Rufinus On the Mystery of the Incarnation

The Fisher of Men

The object of [the] mystery of the Incarnation … was that the divine virtue of the Son of God, as though it were a hook concealed beneath the form and fashion of human flesh (He being, as the Apostle Paul says, “found in fashion as a man”), might lure on the Prince of this world to a conflict, to whom offering His flesh as a bait, His divinity underneath might catch him and hold him fast with its hook, through the shedding of His immaculate blood. For He alone Who knows no stain of sin hath destroyed the sins of all, of those, at least, who have marked the door-posts of their faith with His blood. As, therefore, if a fish seizes a baited hook, it not only does not take the bait off the hook, but is drawn out of the water to be itself food for others, so He Who had the power of death seized the body of Jesus in death, not being aware of the hook of Divinity inclosed within it, but having swallowed it he was caught forthwith, and the bars of hell being burst asunder, he was drawn forth as it were from the abyss to become food for others.
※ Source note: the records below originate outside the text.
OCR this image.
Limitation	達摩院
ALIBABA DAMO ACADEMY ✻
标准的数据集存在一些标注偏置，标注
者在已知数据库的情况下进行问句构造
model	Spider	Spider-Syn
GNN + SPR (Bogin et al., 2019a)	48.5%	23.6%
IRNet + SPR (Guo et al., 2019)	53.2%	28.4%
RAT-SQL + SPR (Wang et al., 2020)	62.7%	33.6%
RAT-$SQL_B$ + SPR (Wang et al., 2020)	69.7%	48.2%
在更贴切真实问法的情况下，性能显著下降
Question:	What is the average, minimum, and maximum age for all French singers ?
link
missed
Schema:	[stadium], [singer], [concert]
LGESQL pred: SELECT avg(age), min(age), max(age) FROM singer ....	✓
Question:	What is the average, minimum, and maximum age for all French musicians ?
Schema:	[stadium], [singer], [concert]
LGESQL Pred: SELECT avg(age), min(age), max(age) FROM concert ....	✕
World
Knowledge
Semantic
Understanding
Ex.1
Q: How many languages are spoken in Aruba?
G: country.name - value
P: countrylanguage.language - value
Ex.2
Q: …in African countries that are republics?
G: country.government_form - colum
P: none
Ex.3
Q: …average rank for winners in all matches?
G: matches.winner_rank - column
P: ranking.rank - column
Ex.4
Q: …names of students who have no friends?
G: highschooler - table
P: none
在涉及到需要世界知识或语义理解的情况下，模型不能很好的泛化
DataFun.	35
Which result the Prophet Ezekiel long ago foretold under this same figure, saying, “I will draw thee out with My hook, and stretch thee out upon the earth: the plains shall be filled with thee, and I will set all the fowls of the air over thee, and I will satiate all the beasts of the earth with thee.” The Prophet David also says, “Thou hast broken the heads of the great dragon, Thou hast given him to be meat to the people of Ethiopia.” And Job in like manner witnesses of the same mystery, for he says in the person of the Lord speaking to him, “Wilt thou draw forth the dragon with a hook, and wilt thou put thy bit in his nostrils?”